In order for this to be possible, Terran R features two near body-length aero strakes, four unique slider-mechanism landing legs, and four printed actuating grid fins. These features are meant to optimize first stage reusability, enabling rapidly scaled launch cadence for customers together with greater payload to orbit and lower costs versus other reusable architectures. Terran R’s first stage architecture is meant to allow for a high angle of attack reentry, reducing propellant required for reentry burns, aerodynamic design for better reentry stability and improved control authority, and a passively actuated landing leg deployment system which they describe as elegantly simple, lightweight, and highly operable for rapid reuse.
An 18-foot vehicle diameter also aids vehicle stability with lower requirements on landing legs. Terran R will have an electromechanical actuator (EMA)-based engine thrust vector control (TVC) system, and also use EMA’s for grid fin control, in addition to in-house developed avionics and flight software. Additionally, the vehicle features a reentry heat shield on the aft end designed for rapid reusability.
In order for this rocket to not only provide a decent payload capacity but also reuse the first stage, the Aeon R engines need to be extremely powerful and also capable of throttling. So far this component has been the main area of focus with consistent updates from the company. Most recently on the 30th Relativity CEO Tim Ellis tweeted in response to a Aeon R engine fire saying, “Crazy this single engine has 25% more thrust than all 9 combined for Terran 1. It’s a beast and 13 of these for Terran R will be insane during launch and landing!” By now the company has completed a bunch of static fires and tests, even including throttling from 95 to 65 percent thrust.

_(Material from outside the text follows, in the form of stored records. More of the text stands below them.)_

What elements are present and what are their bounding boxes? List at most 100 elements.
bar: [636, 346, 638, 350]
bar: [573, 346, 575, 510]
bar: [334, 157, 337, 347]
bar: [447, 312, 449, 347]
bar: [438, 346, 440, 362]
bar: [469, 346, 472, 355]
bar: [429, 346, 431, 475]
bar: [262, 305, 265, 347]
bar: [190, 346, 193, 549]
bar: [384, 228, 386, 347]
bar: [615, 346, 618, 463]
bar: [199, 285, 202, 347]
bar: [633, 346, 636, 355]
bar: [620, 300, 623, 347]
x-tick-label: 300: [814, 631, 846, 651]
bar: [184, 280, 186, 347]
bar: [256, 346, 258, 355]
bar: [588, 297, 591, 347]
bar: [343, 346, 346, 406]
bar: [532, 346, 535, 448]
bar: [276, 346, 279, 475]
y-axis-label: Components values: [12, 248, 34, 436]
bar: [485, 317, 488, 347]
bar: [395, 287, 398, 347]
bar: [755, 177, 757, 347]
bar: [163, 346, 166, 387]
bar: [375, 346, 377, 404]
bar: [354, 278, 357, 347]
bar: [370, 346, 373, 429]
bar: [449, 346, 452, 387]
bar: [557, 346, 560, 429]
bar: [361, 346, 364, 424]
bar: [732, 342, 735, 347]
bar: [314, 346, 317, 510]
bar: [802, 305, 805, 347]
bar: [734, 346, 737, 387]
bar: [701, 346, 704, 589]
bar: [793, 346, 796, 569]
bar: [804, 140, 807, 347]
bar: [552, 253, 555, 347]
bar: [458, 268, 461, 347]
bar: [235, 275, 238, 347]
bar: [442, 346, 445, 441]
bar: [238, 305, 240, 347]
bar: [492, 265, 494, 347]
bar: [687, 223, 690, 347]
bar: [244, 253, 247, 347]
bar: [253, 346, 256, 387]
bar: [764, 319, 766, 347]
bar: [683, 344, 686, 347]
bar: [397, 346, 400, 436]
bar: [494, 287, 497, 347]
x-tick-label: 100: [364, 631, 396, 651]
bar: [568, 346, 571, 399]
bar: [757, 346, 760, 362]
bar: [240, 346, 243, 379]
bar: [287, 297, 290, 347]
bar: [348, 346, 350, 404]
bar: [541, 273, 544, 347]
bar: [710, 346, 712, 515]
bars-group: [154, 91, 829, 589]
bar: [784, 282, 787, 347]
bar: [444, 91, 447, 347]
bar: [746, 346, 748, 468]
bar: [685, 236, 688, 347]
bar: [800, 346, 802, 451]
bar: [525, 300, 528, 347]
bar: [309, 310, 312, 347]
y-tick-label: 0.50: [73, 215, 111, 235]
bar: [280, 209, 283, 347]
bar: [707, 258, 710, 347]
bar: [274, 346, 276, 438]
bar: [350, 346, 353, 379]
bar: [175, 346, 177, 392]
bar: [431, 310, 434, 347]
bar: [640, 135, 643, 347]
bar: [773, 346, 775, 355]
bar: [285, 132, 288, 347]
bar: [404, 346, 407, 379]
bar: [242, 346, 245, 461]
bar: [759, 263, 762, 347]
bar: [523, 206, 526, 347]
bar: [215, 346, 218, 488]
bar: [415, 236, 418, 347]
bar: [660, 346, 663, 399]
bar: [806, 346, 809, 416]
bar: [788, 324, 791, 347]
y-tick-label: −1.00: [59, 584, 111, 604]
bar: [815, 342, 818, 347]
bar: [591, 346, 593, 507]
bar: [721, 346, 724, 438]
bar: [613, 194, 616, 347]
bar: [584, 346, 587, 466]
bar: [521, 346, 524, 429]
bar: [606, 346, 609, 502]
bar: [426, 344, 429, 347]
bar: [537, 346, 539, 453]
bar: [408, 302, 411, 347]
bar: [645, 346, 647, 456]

Already a focus of significant development and testing efforts for the last two years, Aeon R benefits from the heritage of its smaller predecessor, Aeon 1. Migrating many of the same propulsion system architecture decisions from Aeon 1 to Aeon R has unlocked a high rate of iterative design and fast-tracked much of the Aeon R test program. Since mid-2022, Relativity has been underway testing all Aeon R combustion devices at NASA Stennis Space Center – including the main Thrust Chamber Assembly (TCA), gas generator (GG), and gas-gas ignition system – at full scale and 100% power with high combustion efficiency. All engine active valves are developed in-house, with all valves produced, successfully actuated, and in development testing. In February 2023, the company completed its first full build of an Aeon R engine, since then, testing has only ramped up.
Conclusion
Relativity Space has big plans for the future with Terran R. Not only will this rocket be massive and partially reusable, but also entirely 3D printed. We will have to wait and see how it progresses and the impact it has on the space industry.